Linked operations (dependency chains):

// Read a file, then write to a socket -- second op starts after first completes
sqe1 = io_uring_get_sqe(&ring);
io_uring_prep_read(sqe1, file_fd, buf, len, 0);
sqe1->flags |= IOSQE_IO_LINK;  // link to next SQE

sqe2 = io_uring_get_sqe(&ring);
io_uring_prep_write(sqe2, sock_fd, buf, len, 0);

Fixed files and buffers:

// Register file descriptors -- avoid per-I/O fd lookup
int fds[] = {fd1, fd2, fd3};
io_uring_register_files(&ring, fds, 3);

// Register buffers -- avoid per-I/O page pinning
struct iovec iovs[] = {{buf, len}};
io_uring_register_buffers(&ring, iovs, 1);

// Use registered resources (IOSQE_FIXED_FILE flag, fixed buffer index)
io_uring_prep_read_fixed(sqe, 0 /*registered index*/, buf, len, off, 0);
sqe->flags |= IOSQE_FIXED_FILE;

SQPOLL mode: A kernel thread polls the submission ring, eliminating io_uring_submit() syscalls entirely. The application just writes SQEs to the ring and reads CQEs -- no syscalls in the hot path.

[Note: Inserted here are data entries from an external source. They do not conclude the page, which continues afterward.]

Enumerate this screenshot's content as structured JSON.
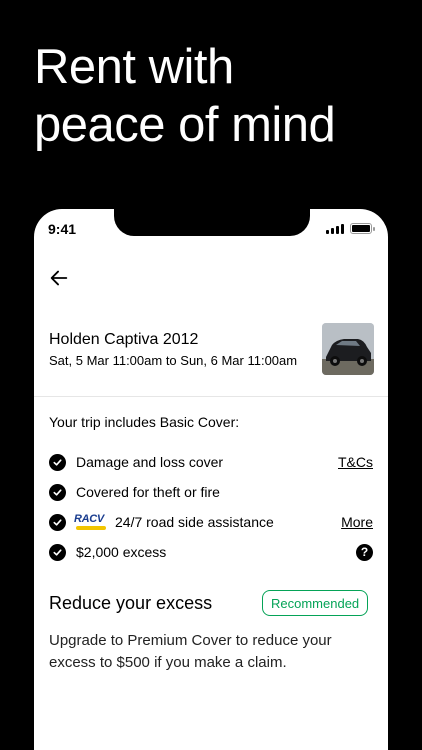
{
  "headline": {
    "line1": "Rent with",
    "line2": "peace of mind"
  },
  "status_bar": {
    "time": "9:41"
  },
  "booking": {
    "car_name": "Holden Captiva 2012",
    "dates": "Sat, 5 Mar 11:00am to Sun, 6 Mar 11:00am"
  },
  "cover": {
    "heading": "Your trip includes Basic Cover:",
    "items": [
      {
        "label": "Damage and loss cover",
        "link": "T&Cs"
      },
      {
        "label": "Covered for theft or fire"
      },
      {
        "label": "24/7 road side assistance",
        "link": "More",
        "logo_text": "RACV"
      },
      {
        "label": "$2,000 excess",
        "help": "?"
      }
    ]
  },
  "upgrade": {
    "title": "Reduce your excess",
    "badge": "Recommended",
    "description": "Upgrade to Premium Cover to reduce your excess to $500 if you make a claim."
  },
  "colors": {
    "recommended": "#05a357",
    "racv_blue": "#1a3d8f",
    "racv_yellow": "#f2c500"
  },
  "icons": [
    "back-arrow-icon",
    "check-circle-icon",
    "help-circle-icon",
    "signal-icon",
    "battery-icon"
  ]
}
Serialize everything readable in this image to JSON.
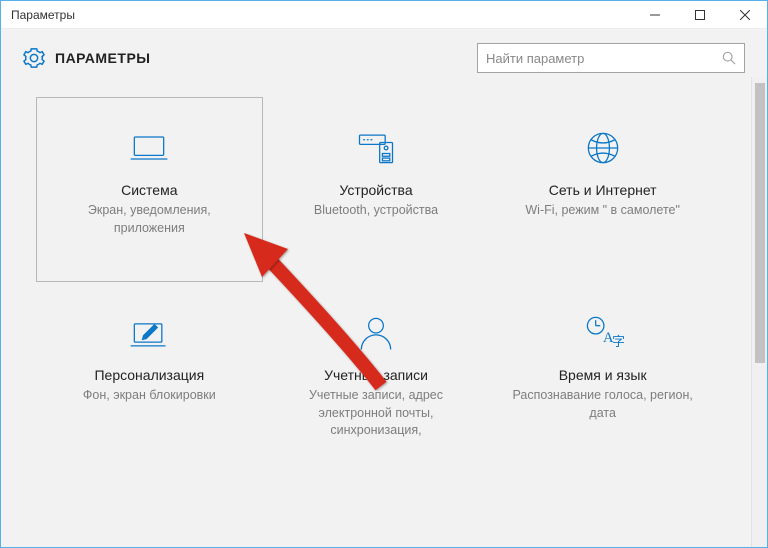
{
  "window": {
    "title": "Параметры"
  },
  "header": {
    "title": "ПАРАМЕТРЫ"
  },
  "search": {
    "placeholder": "Найти параметр"
  },
  "tiles": [
    {
      "title": "Система",
      "desc": "Экран, уведомления, приложения"
    },
    {
      "title": "Устройства",
      "desc": "Bluetooth, устройства"
    },
    {
      "title": "Сеть и Интернет",
      "desc": "Wi-Fi, режим \" в самолете\""
    },
    {
      "title": "Персонализация",
      "desc": "Фон, экран блокировки"
    },
    {
      "title": "Учетные записи",
      "desc": "Учетные записи, адрес электронной почты, синхронизация,"
    },
    {
      "title": "Время и язык",
      "desc": "Распознавание голоса, регион, дата"
    }
  ]
}
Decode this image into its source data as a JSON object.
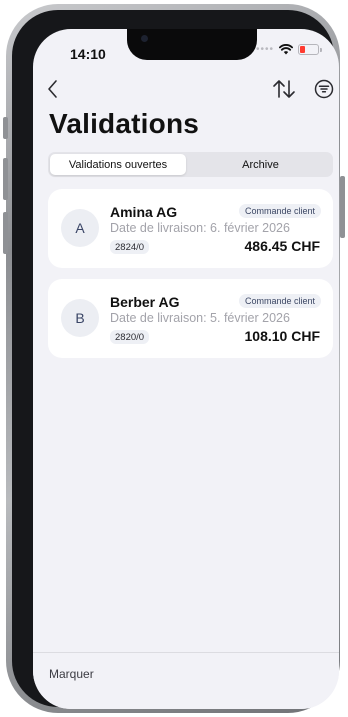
{
  "status_bar": {
    "time": "14:10",
    "battery_color": "#ff3b30"
  },
  "header": {
    "back_icon": "chevron-left-icon",
    "sort_icon": "sort-arrows-icon",
    "filter_icon": "filter-circle-icon",
    "title": "Validations"
  },
  "segmented_control": {
    "tabs": [
      {
        "label": "Validations ouvertes",
        "selected": true
      },
      {
        "label": "Archive",
        "selected": false
      }
    ]
  },
  "validations": [
    {
      "avatar_letter": "A",
      "name": "Amina AG",
      "type_badge": "Commande client",
      "delivery_date": "Date de livraison: 6. février 2026",
      "order_number": "2824/0",
      "amount": "486.45 CHF"
    },
    {
      "avatar_letter": "B",
      "name": "Berber AG",
      "type_badge": "Commande client",
      "delivery_date": "Date de livraison: 5. février 2026",
      "order_number": "2820/0",
      "amount": "108.10 CHF"
    }
  ],
  "bottom_bar": {
    "mark_label": "Marquer"
  }
}
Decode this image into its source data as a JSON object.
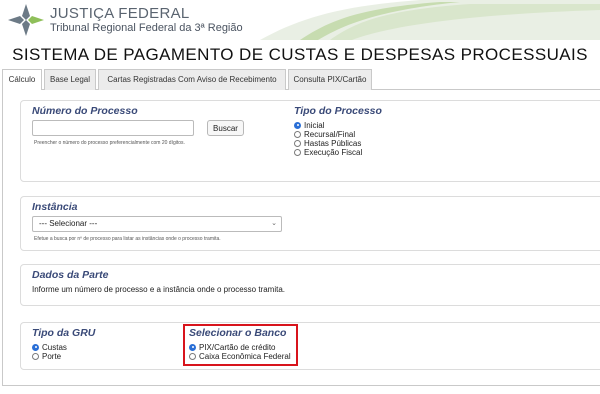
{
  "header": {
    "org_title": "JUSTIÇA FEDERAL",
    "org_subtitle": "Tribunal Regional Federal da 3ª Região",
    "system_title": "SISTEMA DE PAGAMENTO DE CUSTAS E DESPESAS PROCESSUAIS"
  },
  "tabs": [
    {
      "label": "Cálculo",
      "active": true
    },
    {
      "label": "Base Legal",
      "active": false
    },
    {
      "label": "Cartas Registradas Com Aviso de Recebimento (AR)",
      "active": false
    },
    {
      "label": "Consulta PIX/Cartão",
      "active": false
    }
  ],
  "processo": {
    "legend": "Número do Processo",
    "value": "",
    "search_label": "Buscar",
    "hint": "Preencher o número do processo preferencialmente com 20 dígitos."
  },
  "tipo_processo": {
    "legend": "Tipo do Processo",
    "options": [
      {
        "label": "Inicial",
        "checked": true
      },
      {
        "label": "Recursal/Final",
        "checked": false
      },
      {
        "label": "Hastas Públicas",
        "checked": false
      },
      {
        "label": "Execução Fiscal",
        "checked": false
      }
    ]
  },
  "instancia": {
    "legend": "Instância",
    "selected": "--- Selecionar ---",
    "hint": "Efetue a busca por nº de processo para listar as instâncias onde o processo tramita."
  },
  "dados_parte": {
    "legend": "Dados da Parte",
    "message": "Informe um número de processo e a instância onde o processo tramita."
  },
  "tipo_gru": {
    "legend": "Tipo da GRU",
    "options": [
      {
        "label": "Custas",
        "checked": true
      },
      {
        "label": "Porte",
        "checked": false
      }
    ]
  },
  "banco": {
    "legend": "Selecionar o Banco",
    "options": [
      {
        "label": "PIX/Cartão de crédito",
        "checked": true
      },
      {
        "label": "Caixa Econômica Federal",
        "checked": false
      }
    ],
    "highlight_color": "#d8141c"
  },
  "colors": {
    "legend": "#3a4a78",
    "accent_green": "#8fbf5a",
    "radio_selected": "#2a6fd6"
  }
}
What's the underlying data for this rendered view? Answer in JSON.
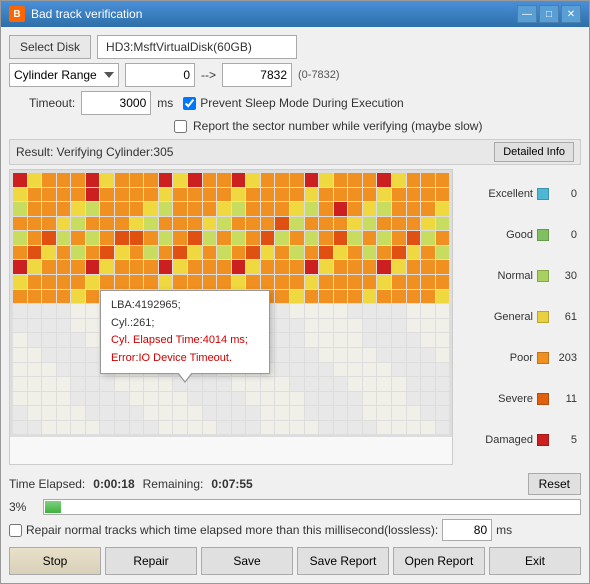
{
  "window": {
    "title": "Bad track verification",
    "icon": "B"
  },
  "header": {
    "select_disk_label": "Select Disk",
    "disk_name": "HD3:MsftVirtualDisk(60GB)"
  },
  "cylinder_range": {
    "dropdown_value": "Cylinder Range",
    "range_start": "0",
    "range_end": "7832",
    "range_hint": "(0-7832)"
  },
  "timeout": {
    "label": "Timeout:",
    "value": "3000",
    "unit": "ms"
  },
  "checkboxes": {
    "prevent_sleep": {
      "label": "Prevent Sleep Mode During Execution",
      "checked": true
    },
    "report_sector": {
      "label": "Report the sector number while verifying (maybe slow)",
      "checked": false
    }
  },
  "result": {
    "text": "Result: Verifying Cylinder:305",
    "detailed_btn": "Detailed Info"
  },
  "tooltip": {
    "lba": "LBA:4192965;",
    "cyl": "Cyl.:261;",
    "elapsed": "Cyl. Elapsed Time:4014 ms;",
    "error": "Error:IO Device Timeout."
  },
  "legend": {
    "items": [
      {
        "name": "Excellent",
        "color": "#4db8d4",
        "count": "0"
      },
      {
        "name": "Good",
        "color": "#80c060",
        "count": "0"
      },
      {
        "name": "Normal",
        "color": "#a8d060",
        "count": "30"
      },
      {
        "name": "General",
        "color": "#e8d040",
        "count": "61"
      },
      {
        "name": "Poor",
        "color": "#f09020",
        "count": "203"
      },
      {
        "name": "Severe",
        "color": "#e06010",
        "count": "11"
      },
      {
        "name": "Damaged",
        "color": "#cc2020",
        "count": "5"
      }
    ]
  },
  "time": {
    "elapsed_label": "Time Elapsed:",
    "elapsed_value": "0:00:18",
    "remaining_label": "Remaining:",
    "remaining_value": "0:07:55",
    "reset_btn": "Reset"
  },
  "progress": {
    "percent": "3%",
    "bar_width": "3"
  },
  "repair": {
    "checkbox_label": "Repair normal tracks which time elapsed more than this millisecond(lossless):",
    "checked": false,
    "value": "80",
    "unit": "ms"
  },
  "actions": {
    "stop": "Stop",
    "repair": "Repair",
    "save": "Save",
    "save_report": "Save Report",
    "open_report": "Open Report",
    "exit": "Exit"
  },
  "grid": {
    "colors": {
      "excellent": "#4db8d4",
      "good": "#80c060",
      "normal": "#c8dc60",
      "general": "#f0d840",
      "poor": "#f09020",
      "severe": "#e05010",
      "damaged": "#cc2020",
      "empty": "#e8e8e8",
      "light": "#f0f0e8"
    }
  }
}
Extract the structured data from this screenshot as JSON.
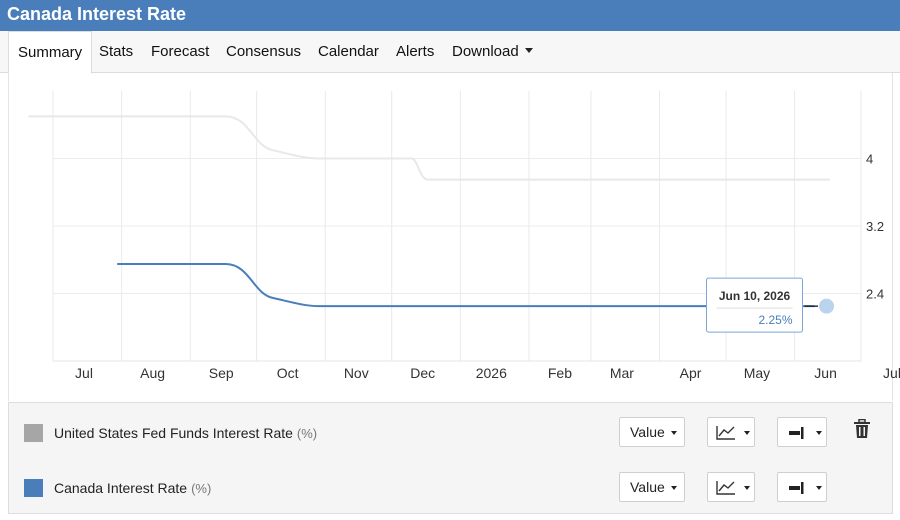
{
  "header": {
    "title": "Canada Interest Rate"
  },
  "tabs": [
    {
      "label": "Summary",
      "active": true
    },
    {
      "label": "Stats"
    },
    {
      "label": "Forecast"
    },
    {
      "label": "Consensus"
    },
    {
      "label": "Calendar"
    },
    {
      "label": "Alerts"
    },
    {
      "label": "Download",
      "has_dropdown": true
    }
  ],
  "chart_data": {
    "type": "line",
    "x_type": "date",
    "x_ticks": [
      "Jul",
      "Aug",
      "Sep",
      "Oct",
      "Nov",
      "Dec",
      "2026",
      "Feb",
      "Mar",
      "Apr",
      "May",
      "Jun",
      "Jul"
    ],
    "x_range": [
      "2025-07-01",
      "2026-07-01"
    ],
    "y_ticks": [
      2.4,
      3.2,
      4
    ],
    "ylim": [
      1.6,
      4.8
    ],
    "y_axis_side": "right",
    "grid": true,
    "series": [
      {
        "name": "United States Fed Funds Interest Rate",
        "unit": "%",
        "color": "#e8e8e8",
        "points": [
          {
            "x": "2025-06-20",
            "y": 4.5
          },
          {
            "x": "2025-09-17",
            "y": 4.5
          },
          {
            "x": "2025-10-29",
            "y": 4.0
          },
          {
            "x": "2025-12-10",
            "y": 4.0
          },
          {
            "x": "2025-12-10",
            "y": 3.75
          },
          {
            "x": "2026-06-17",
            "y": 3.75
          }
        ]
      },
      {
        "name": "Canada Interest Rate",
        "unit": "%",
        "color": "#4a7ebb",
        "points": [
          {
            "x": "2025-07-30",
            "y": 2.75
          },
          {
            "x": "2025-09-17",
            "y": 2.75
          },
          {
            "x": "2025-10-29",
            "y": 2.25
          },
          {
            "x": "2026-06-10",
            "y": 2.25
          }
        ]
      }
    ],
    "tooltip": {
      "date": "Jun 10, 2026",
      "value": "2.25%"
    }
  },
  "legend": {
    "rows": [
      {
        "name": "United States Fed Funds Interest Rate",
        "unit": "(%)",
        "color": "#a6a6a6",
        "value_label": "Value",
        "deletable": true
      },
      {
        "name": "Canada Interest Rate",
        "unit": "(%)",
        "color": "#4a7ebb",
        "value_label": "Value",
        "deletable": false
      }
    ]
  }
}
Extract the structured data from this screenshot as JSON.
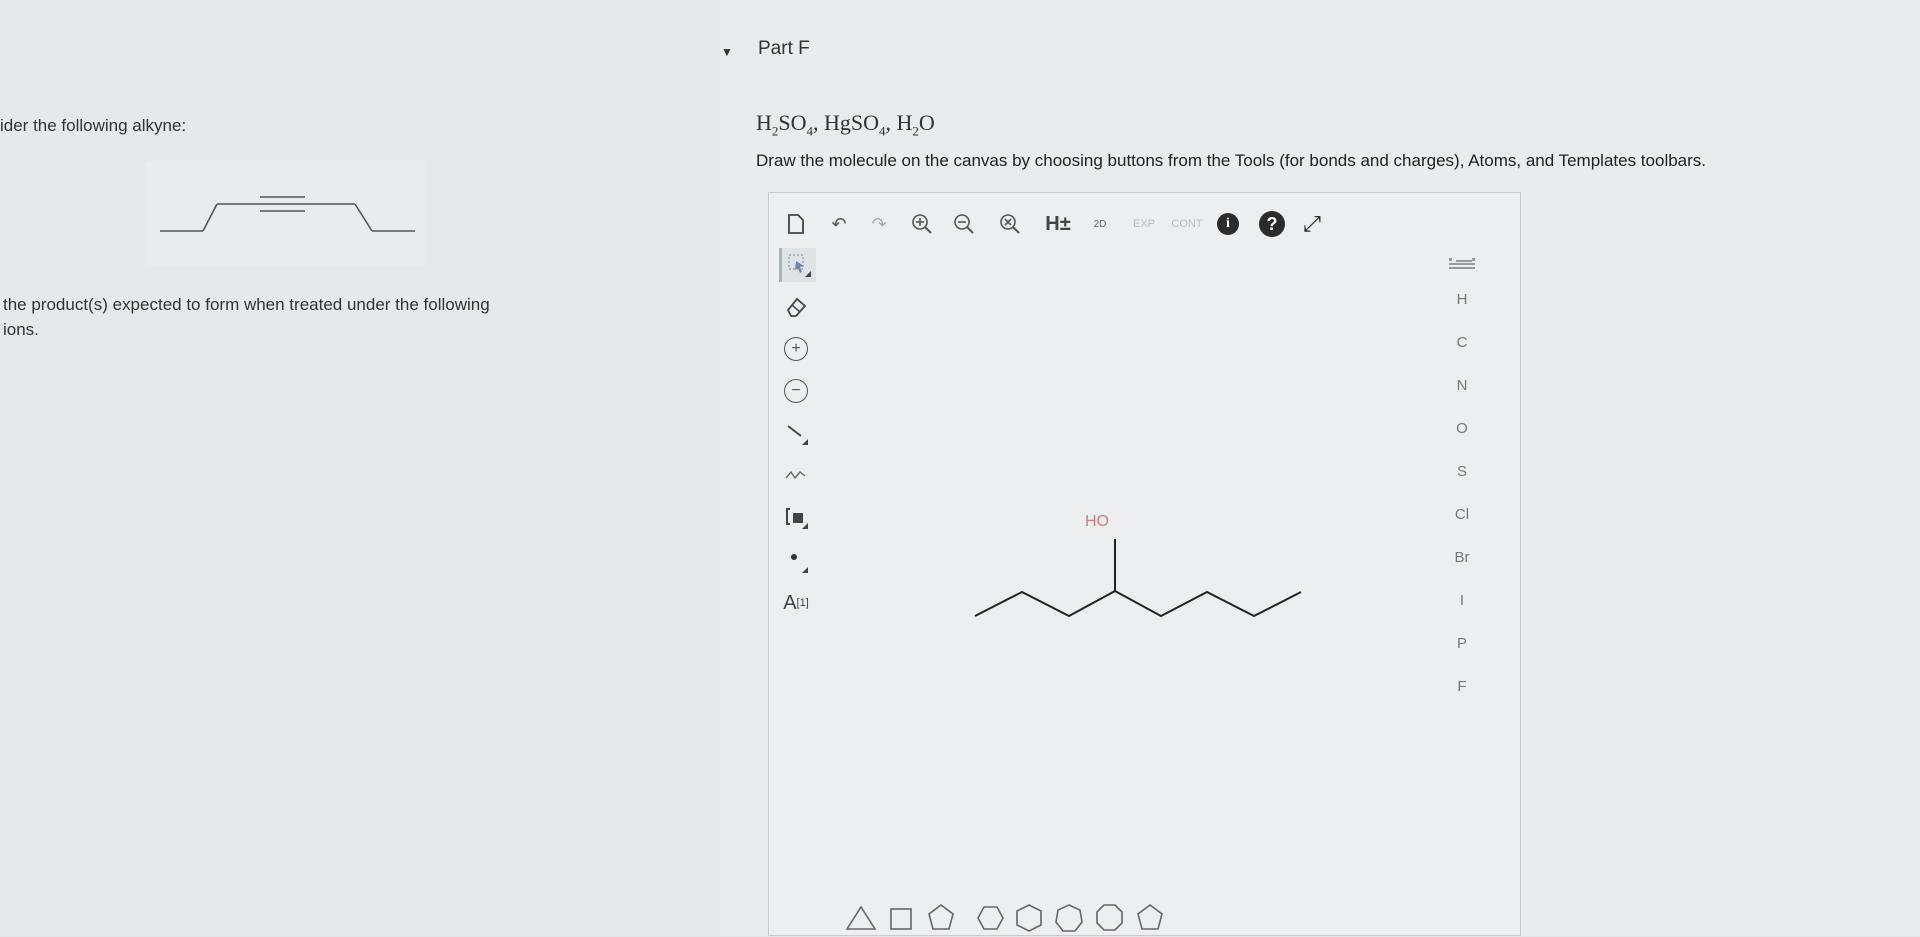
{
  "left": {
    "intro_text": "ider the following alkyne:",
    "question_line1": "the product(s) expected to form when treated under the following",
    "question_line2": "ions."
  },
  "part": {
    "toggle_icon": "caret-down-icon",
    "title": "Part F",
    "reagents": {
      "r1": "H",
      "r1_sub1": "2",
      "r1b": "SO",
      "r1_sub2": "4",
      "sep1": ", ",
      "r2": "HgSO",
      "r2_sub": "4",
      "sep2": ", ",
      "r3": "H",
      "r3_sub": "2",
      "r3b": "O"
    },
    "instructions": "Draw the molecule on the canvas by choosing buttons from the Tools (for bonds and charges), Atoms, and Templates toolbars."
  },
  "toolbar": {
    "new": "new-document-icon",
    "undo": "undo-icon",
    "redo": "redo-icon",
    "zoom_in": "zoom-in-icon",
    "zoom_out": "zoom-out-icon",
    "zoom_reset": "zoom-reset-icon",
    "h_toggle": "H±",
    "label_2d": "2D",
    "exp": "EXP",
    "cont": "CONT",
    "info": "i",
    "help": "?",
    "expand": "expand-icon"
  },
  "tools": {
    "select": "select-lasso-icon",
    "erase": "eraser-icon",
    "plus_charge": "+",
    "minus_charge": "−",
    "bond": "single-bond-icon",
    "chain": "chain-icon",
    "bracket": "bracket-icon",
    "radical": "radical-icon",
    "atom_label": "A",
    "atom_label_index": "[1]"
  },
  "atoms": [
    "H",
    "C",
    "N",
    "O",
    "S",
    "Cl",
    "Br",
    "I",
    "P",
    "F"
  ],
  "periodic_table": "periodic-table-icon",
  "canvas": {
    "oh_label": "HO"
  },
  "templates": [
    "triangle",
    "square",
    "pentagon",
    "hexagon",
    "benzene",
    "heptagon",
    "octagon",
    "cyclopentadiene"
  ]
}
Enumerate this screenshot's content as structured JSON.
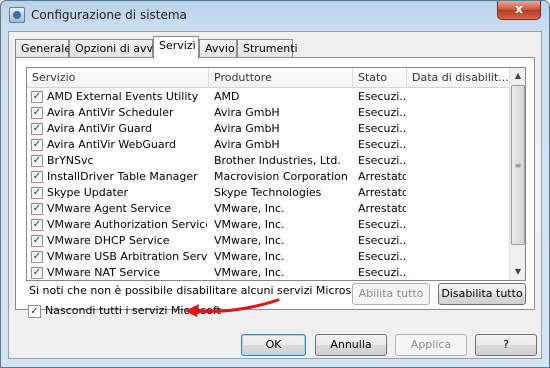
{
  "window": {
    "title": "Configurazione di sistema",
    "close_glyph": "x"
  },
  "tabs": [
    "Generale",
    "Opzioni di avvio",
    "Servizi",
    "Avvio",
    "Strumenti"
  ],
  "active_tab": "Servizi",
  "services": {
    "columns": [
      "Servizio",
      "Produttore",
      "Stato",
      "Data di disabilit..."
    ],
    "rows": [
      {
        "checked": true,
        "name": "AMD External Events Utility",
        "manufacturer": "AMD",
        "status": "Esecuzi..."
      },
      {
        "checked": true,
        "name": "Avira AntiVir Scheduler",
        "manufacturer": "Avira GmbH",
        "status": "Esecuzi..."
      },
      {
        "checked": true,
        "name": "Avira AntiVir Guard",
        "manufacturer": "Avira GmbH",
        "status": "Esecuzi..."
      },
      {
        "checked": true,
        "name": "Avira AntiVir WebGuard",
        "manufacturer": "Avira GmbH",
        "status": "Esecuzi..."
      },
      {
        "checked": true,
        "name": "BrYNSvc",
        "manufacturer": "Brother Industries, Ltd.",
        "status": "Esecuzi..."
      },
      {
        "checked": true,
        "name": "InstallDriver Table Manager",
        "manufacturer": "Macrovision Corporation",
        "status": "Arrestato"
      },
      {
        "checked": true,
        "name": "Skype Updater",
        "manufacturer": "Skype Technologies",
        "status": "Arrestato"
      },
      {
        "checked": true,
        "name": "VMware Agent Service",
        "manufacturer": "VMware, Inc.",
        "status": "Arrestato"
      },
      {
        "checked": true,
        "name": "VMware Authorization Service",
        "manufacturer": "VMware, Inc.",
        "status": "Esecuzi..."
      },
      {
        "checked": true,
        "name": "VMware DHCP Service",
        "manufacturer": "VMware, Inc.",
        "status": "Esecuzi..."
      },
      {
        "checked": true,
        "name": "VMware USB Arbitration Service",
        "manufacturer": "VMware, Inc.",
        "status": "Esecuzi..."
      },
      {
        "checked": true,
        "name": "VMware NAT Service",
        "manufacturer": "VMware, Inc.",
        "status": "Esecuzi..."
      }
    ]
  },
  "note": "Si noti che non è possibile disabilitare alcuni servizi Microsoft sicuri.",
  "buttons": {
    "enable_all": "Abilita tutto",
    "disable_all": "Disabilita tutto",
    "ok": "OK",
    "cancel": "Annulla",
    "apply": "Applica",
    "help": "?"
  },
  "hide_microsoft": {
    "checked": true,
    "label": "Nascondi tutti i servizi Microsoft"
  },
  "icons": {
    "check": "✓",
    "scroll_up": "▲",
    "scroll_down": "▼",
    "thumb_grip": "≡"
  },
  "colors": {
    "annotation_arrow": "#e31414"
  }
}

struct io_uring_params params = { .flags = IORING_SETUP_SQPOLL, .sq_thread_idle = 2000 };
io_uring_queue_init_params(DEPTH, &ring, &params);

Multishot Operations

Multishot accept/recv: a single SQE generates multiple CQEs. Install one accept SQE, get a CQE for each new connection -- eliminates re-arming overhead.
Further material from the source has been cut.